His parents were working class and he enjoyed growing up in Leeds, and the sense of community among the people, of everyone looking out for each other. Tebb was also a passionate campaigner with Brenda Williams for better mental health services. He published several books on the subject. He also has a Mental Health Blog where he pursues the needs of patient and carers of which he had personal experience.

== Private life ==
Tebb met Brenda Williams through a mutual friend and they married in 1967. They had a son Isaiah and subsequently divorced in 1975. They remained close and when they returned to Leeds lived next to each other. Williams began writing poetry in the '70s and Tebb published her work in his own Sixties Press. Williams moved to Oxford then London and Tebb moved close to where she resided each time. She had severe depression throughout her life and protested and campaigned for better mental health care and Tebb supported her efforts and was, when needed, her carer.
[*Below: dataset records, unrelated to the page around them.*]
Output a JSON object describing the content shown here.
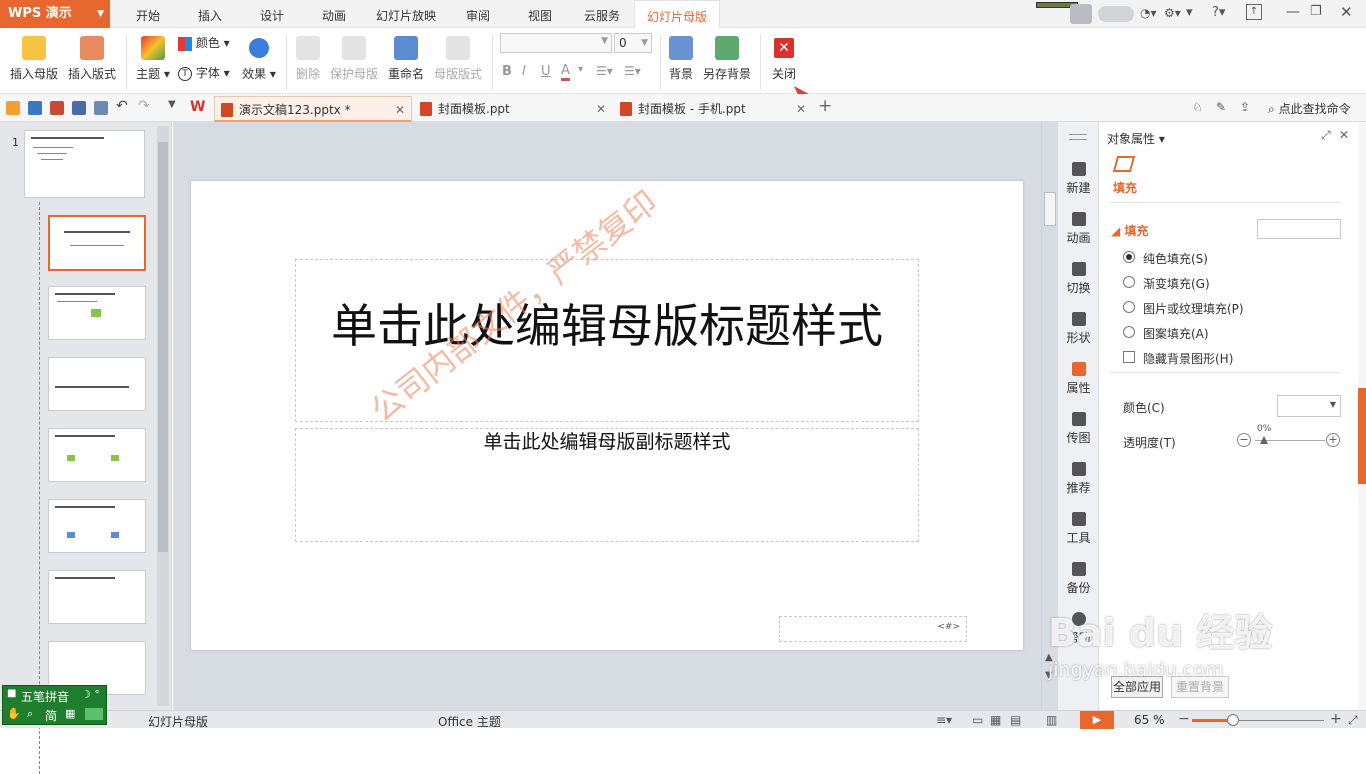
{
  "app": {
    "logo": "WPS 演示"
  },
  "menu": {
    "tabs": [
      "开始",
      "插入",
      "设计",
      "动画",
      "幻灯片放映",
      "审阅",
      "视图",
      "云服务",
      "幻灯片母版"
    ],
    "active_index": 8
  },
  "ribbon": {
    "insert_master": "插入母版",
    "insert_layout": "插入版式",
    "theme": "主题",
    "color": "颜色",
    "font": "字体",
    "effect": "效果",
    "delete": "删除",
    "protect_master": "保护母版",
    "rename": "重命名",
    "master_layout": "母版版式",
    "font_size_value": "0",
    "background": "背景",
    "save_background": "另存背景",
    "close": "关闭"
  },
  "doc_tabs": [
    {
      "label": "演示文稿123.pptx *"
    },
    {
      "label": "封面模板.ppt"
    },
    {
      "label": "封面模板 - 手机.ppt"
    }
  ],
  "search": {
    "label": "点此查找命令"
  },
  "thumbnails": {
    "first_number": "1"
  },
  "slide": {
    "title": "单击此处编辑母版标题样式",
    "subtitle": "单击此处编辑母版副标题样式",
    "page_number_placeholder": "<#>",
    "watermark": "公司内部文件，严禁复印"
  },
  "tools": [
    "新建",
    "动画",
    "切换",
    "形状",
    "属性",
    "传图",
    "推荐",
    "工具",
    "备份",
    "帮助"
  ],
  "properties": {
    "header": "对象属性",
    "tab": "填充",
    "section": "填充",
    "options": [
      "纯色填充(S)",
      "渐变填充(G)",
      "图片或纹理填充(P)",
      "图案填充(A)"
    ],
    "hide_bg_label": "隐藏背景图形(H)",
    "color_label": "颜色(C)",
    "transparency_label": "透明度(T)",
    "transparency_value": "0%",
    "apply_all": "全部应用",
    "reset_bg": "重置背景"
  },
  "status": {
    "mode": "幻灯片母版",
    "theme": "Office 主题",
    "zoom": "65 %"
  },
  "ime": {
    "label": "五笔拼音",
    "mode": "简"
  },
  "baidu_watermark": {
    "brand": "Bai du 经验",
    "url": "jingyan.baidu.com"
  },
  "colors": {
    "accent": "#e8672e",
    "close_red": "#d9322b",
    "annotation_arrow": "#e8363a"
  }
}
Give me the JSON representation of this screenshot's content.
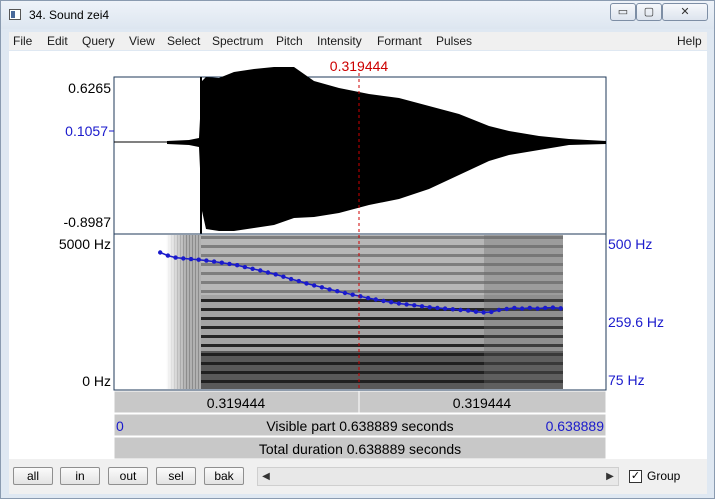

She was diagnosed with lung cancer and died in July 2015.

While living near Williams in London, Tebb met his partner, poet and fiction writer Daisy Abey.

Isaiah, the child of Tebb and Williams, studied at Eton then Balliol College Oxford but was hospitalised and remains so with chronic paranoid schizophrenia In 2004 he published a poem Coming to terms with schizophrenia (in Tranquility Street : new and selected poems) with the opening line : Why our son, why?

== Bibliography ==

=== Poetry ===
1966 Five quiet shouters : an anthology of assertive verse : Angela Carter, Peter Redgrove, Wendy Oliver, John Cotton and Michael Holmes. (editor)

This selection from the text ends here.